The crux of the problem is this: writing code creates a feeling of very tangible progress, whereas other business tasks like meetings and planning and recruiting etc don’t. If I spend a week taking meetings, and then look back at my progress at the end of the week, I find it difficult to point to anything concrete that I have achieved (even though these meetings often yield important results in the future). However, if I spend a week coding, I can very easily point to features that I’ve built and shipped. It is therefore very tempting to spend time writing code even though it is probably not the highest leverage thing for a CEO to be working on. For this reason, being a founder who can’t code may be a blessing in disguise. Such founders are forced to hire/outsource coding tasks and thus better leverage themselves, since they don’t have the option to just fall back on writing code themselves.

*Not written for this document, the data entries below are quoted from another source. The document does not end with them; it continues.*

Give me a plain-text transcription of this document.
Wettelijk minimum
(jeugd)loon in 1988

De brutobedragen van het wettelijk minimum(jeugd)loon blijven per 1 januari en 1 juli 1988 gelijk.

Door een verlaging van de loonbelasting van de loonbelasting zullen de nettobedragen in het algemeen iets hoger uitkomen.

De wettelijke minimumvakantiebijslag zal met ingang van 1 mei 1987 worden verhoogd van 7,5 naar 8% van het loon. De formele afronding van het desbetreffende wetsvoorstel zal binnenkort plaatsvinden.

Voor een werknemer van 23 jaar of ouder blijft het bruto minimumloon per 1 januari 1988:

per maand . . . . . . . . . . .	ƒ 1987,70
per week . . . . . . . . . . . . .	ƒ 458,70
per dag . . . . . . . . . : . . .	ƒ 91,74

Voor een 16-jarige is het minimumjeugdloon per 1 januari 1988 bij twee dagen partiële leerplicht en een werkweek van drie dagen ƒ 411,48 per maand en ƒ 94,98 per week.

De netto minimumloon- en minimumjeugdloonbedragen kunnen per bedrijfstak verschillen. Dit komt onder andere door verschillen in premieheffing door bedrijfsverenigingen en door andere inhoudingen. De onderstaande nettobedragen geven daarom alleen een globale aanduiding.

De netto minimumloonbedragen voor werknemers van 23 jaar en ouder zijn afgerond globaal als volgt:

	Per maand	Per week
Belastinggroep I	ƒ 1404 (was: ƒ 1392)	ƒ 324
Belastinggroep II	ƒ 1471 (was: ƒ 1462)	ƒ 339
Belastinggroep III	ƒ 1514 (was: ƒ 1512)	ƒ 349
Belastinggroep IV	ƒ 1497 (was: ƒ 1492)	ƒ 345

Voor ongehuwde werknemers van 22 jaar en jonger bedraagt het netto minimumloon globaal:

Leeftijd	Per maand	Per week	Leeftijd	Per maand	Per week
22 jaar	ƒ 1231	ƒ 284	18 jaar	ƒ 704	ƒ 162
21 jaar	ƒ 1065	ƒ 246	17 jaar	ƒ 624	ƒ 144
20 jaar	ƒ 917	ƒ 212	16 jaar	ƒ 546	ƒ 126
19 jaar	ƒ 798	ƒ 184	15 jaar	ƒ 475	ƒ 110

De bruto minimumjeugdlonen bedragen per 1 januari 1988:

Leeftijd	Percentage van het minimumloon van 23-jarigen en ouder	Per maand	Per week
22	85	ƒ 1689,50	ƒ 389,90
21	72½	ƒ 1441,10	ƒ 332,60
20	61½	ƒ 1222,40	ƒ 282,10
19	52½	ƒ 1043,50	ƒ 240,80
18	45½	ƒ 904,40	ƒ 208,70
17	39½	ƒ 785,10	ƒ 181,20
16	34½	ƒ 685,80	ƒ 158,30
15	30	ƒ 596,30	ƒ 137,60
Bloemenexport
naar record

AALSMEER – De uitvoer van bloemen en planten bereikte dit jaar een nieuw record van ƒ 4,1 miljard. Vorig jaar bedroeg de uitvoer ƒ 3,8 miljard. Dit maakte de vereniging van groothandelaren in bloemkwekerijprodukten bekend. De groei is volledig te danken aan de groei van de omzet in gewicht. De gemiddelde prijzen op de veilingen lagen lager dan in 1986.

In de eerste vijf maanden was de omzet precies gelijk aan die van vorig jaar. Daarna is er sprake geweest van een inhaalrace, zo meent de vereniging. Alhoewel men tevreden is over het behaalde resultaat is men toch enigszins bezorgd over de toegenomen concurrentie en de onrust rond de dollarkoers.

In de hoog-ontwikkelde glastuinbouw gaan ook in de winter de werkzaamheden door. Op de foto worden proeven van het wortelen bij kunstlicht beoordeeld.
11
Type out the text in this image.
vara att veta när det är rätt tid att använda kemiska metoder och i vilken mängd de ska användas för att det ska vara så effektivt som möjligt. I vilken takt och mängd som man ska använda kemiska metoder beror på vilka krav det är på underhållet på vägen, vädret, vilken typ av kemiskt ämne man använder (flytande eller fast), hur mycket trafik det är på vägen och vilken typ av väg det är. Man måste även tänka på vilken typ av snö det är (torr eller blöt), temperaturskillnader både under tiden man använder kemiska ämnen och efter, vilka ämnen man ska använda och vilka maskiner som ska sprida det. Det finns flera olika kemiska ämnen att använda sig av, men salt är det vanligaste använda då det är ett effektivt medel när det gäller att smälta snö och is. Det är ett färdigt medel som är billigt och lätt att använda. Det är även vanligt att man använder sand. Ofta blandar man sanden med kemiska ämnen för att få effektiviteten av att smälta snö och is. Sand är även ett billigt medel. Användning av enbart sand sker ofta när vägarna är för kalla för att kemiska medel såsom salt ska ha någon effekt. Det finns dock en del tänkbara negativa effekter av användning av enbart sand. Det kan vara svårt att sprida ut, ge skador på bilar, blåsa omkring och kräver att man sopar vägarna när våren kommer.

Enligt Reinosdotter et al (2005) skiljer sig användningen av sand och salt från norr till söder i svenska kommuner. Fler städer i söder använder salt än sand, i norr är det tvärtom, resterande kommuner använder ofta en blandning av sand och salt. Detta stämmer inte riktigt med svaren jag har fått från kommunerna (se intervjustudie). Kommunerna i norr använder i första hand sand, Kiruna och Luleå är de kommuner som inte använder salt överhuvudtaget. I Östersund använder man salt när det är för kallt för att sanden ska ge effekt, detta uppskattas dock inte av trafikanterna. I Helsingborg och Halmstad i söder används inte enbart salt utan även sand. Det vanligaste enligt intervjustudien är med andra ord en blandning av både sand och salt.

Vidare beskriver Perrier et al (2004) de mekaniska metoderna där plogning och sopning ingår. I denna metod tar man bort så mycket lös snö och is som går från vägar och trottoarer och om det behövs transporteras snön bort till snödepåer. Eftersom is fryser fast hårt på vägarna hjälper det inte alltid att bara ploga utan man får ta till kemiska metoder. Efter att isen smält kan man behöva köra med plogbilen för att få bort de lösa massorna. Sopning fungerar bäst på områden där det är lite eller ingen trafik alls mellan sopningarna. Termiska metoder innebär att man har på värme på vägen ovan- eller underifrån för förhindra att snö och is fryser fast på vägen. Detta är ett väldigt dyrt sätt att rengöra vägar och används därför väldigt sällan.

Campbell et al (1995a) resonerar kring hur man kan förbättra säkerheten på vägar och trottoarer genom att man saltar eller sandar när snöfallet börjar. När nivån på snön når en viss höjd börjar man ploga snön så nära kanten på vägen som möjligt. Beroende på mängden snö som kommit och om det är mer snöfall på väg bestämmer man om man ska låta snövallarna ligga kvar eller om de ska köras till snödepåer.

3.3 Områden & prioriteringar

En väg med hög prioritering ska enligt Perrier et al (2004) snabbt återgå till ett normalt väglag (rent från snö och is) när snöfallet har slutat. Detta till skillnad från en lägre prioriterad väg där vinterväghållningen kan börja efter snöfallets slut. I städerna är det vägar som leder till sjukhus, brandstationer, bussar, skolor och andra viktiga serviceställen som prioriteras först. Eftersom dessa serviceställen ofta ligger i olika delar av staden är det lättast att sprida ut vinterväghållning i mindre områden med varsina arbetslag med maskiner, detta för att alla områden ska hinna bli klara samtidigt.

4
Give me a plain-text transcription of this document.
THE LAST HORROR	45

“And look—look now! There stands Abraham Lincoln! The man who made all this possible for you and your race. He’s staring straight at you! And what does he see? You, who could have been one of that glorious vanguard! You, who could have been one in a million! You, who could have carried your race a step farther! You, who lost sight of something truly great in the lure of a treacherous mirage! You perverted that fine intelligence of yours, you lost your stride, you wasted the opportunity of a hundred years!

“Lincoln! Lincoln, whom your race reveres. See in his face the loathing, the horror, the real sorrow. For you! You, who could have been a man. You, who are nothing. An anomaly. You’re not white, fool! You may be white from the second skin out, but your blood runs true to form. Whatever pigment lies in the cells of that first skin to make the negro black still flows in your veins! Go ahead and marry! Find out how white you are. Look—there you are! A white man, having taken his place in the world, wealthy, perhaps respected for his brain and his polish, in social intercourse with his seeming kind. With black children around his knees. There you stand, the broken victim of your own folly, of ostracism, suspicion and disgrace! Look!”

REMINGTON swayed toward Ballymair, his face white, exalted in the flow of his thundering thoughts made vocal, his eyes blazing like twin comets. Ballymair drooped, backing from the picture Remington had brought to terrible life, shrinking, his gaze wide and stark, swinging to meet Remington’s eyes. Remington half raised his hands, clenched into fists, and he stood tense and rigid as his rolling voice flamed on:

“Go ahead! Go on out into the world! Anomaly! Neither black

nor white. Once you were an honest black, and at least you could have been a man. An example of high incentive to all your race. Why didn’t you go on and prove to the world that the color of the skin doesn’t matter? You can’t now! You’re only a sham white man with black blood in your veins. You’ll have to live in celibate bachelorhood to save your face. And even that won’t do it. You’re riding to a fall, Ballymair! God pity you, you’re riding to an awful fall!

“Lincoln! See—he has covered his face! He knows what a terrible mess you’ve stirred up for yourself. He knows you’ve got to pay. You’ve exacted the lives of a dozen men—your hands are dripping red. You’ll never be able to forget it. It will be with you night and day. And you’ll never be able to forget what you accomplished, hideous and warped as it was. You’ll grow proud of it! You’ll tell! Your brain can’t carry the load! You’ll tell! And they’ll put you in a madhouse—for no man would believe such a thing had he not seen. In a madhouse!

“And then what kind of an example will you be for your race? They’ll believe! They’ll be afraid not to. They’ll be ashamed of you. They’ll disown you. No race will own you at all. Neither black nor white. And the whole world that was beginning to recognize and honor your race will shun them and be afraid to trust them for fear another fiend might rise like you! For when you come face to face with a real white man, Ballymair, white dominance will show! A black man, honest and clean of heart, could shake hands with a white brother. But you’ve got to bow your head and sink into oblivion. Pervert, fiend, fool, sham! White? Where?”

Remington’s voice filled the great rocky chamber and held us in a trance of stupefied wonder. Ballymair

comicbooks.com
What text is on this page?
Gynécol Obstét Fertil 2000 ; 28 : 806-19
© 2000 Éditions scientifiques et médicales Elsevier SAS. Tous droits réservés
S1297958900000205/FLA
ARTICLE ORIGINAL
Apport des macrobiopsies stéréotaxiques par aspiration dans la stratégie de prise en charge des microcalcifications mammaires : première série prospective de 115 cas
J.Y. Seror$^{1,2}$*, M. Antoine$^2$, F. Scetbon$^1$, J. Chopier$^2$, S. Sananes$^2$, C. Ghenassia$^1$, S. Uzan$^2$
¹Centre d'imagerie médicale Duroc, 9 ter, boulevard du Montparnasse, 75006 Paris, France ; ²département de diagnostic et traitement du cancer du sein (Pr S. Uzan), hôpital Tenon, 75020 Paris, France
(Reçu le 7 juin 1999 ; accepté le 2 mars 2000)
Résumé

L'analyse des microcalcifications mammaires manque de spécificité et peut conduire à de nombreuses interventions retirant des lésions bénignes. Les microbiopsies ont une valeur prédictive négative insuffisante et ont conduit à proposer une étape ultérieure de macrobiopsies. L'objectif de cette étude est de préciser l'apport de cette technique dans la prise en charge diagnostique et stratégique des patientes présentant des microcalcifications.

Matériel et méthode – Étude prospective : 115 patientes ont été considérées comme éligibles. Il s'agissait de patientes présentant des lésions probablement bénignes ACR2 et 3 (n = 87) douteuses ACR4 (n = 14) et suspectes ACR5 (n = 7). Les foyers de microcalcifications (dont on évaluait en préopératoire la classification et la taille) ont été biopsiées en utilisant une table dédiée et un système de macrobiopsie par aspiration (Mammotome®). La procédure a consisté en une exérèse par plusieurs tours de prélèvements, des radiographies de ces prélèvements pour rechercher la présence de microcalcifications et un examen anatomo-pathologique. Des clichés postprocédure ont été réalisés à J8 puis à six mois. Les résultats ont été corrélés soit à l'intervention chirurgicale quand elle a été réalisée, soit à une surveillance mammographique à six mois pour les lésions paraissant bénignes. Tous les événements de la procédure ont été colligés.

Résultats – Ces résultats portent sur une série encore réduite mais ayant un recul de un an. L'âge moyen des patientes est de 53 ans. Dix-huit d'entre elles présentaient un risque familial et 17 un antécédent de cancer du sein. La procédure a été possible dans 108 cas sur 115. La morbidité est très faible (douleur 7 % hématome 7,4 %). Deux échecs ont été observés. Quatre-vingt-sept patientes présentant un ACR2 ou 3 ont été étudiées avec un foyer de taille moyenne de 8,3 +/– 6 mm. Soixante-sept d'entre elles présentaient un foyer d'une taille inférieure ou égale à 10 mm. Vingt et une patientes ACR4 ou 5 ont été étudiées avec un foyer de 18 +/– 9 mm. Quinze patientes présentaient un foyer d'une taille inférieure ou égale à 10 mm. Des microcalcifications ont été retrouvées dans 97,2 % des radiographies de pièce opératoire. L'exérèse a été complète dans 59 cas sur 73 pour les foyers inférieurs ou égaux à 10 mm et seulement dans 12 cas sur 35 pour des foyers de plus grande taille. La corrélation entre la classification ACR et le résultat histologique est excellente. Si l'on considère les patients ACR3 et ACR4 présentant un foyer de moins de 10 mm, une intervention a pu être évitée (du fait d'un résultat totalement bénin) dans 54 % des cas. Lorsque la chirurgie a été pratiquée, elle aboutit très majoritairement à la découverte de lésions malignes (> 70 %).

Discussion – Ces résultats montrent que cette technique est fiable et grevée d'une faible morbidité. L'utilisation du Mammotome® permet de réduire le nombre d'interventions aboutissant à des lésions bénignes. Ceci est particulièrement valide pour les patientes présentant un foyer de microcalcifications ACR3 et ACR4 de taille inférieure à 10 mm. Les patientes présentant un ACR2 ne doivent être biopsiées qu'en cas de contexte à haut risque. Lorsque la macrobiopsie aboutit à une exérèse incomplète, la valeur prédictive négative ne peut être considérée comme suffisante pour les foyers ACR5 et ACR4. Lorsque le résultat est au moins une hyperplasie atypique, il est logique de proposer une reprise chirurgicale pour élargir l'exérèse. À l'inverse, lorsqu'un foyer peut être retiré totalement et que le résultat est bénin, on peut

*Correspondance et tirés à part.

I often observe friends who are non-technical entrepreneurs, and who treat coding as just another task that needs to be done for the business. The best of these entrepreneurs seem to have a ‘hustle’ about them and just seem to get stuff done. They are free from the diversion and distraction of “oh I’ll just code that up myself” and so they are able to operate at a higher level and apply their time to all areas of the business that need it. I sometimes wish I had the discipline to do this, but then I oscillate to another conflicting mindset where I’m glad I have the ability to quickly prototype new ideas and don’t need to rely on anyone outside of myself. I fantasize about coding up dozens of prototypes of all the ideas in my head, eventually finding one that resonates with customers and becomes a business.
I guess my conclusion is that I’m glad that I can code, but I need to have the discipline not to code when I will gain greater leverage by applying my time to other areas of the business. As much as I envy those who can’t code because they don’t need to consciously make this decision, they probably envy me just as much when they need to spend hours, days or weeks working with an engineering team to get something built that I could just do myself.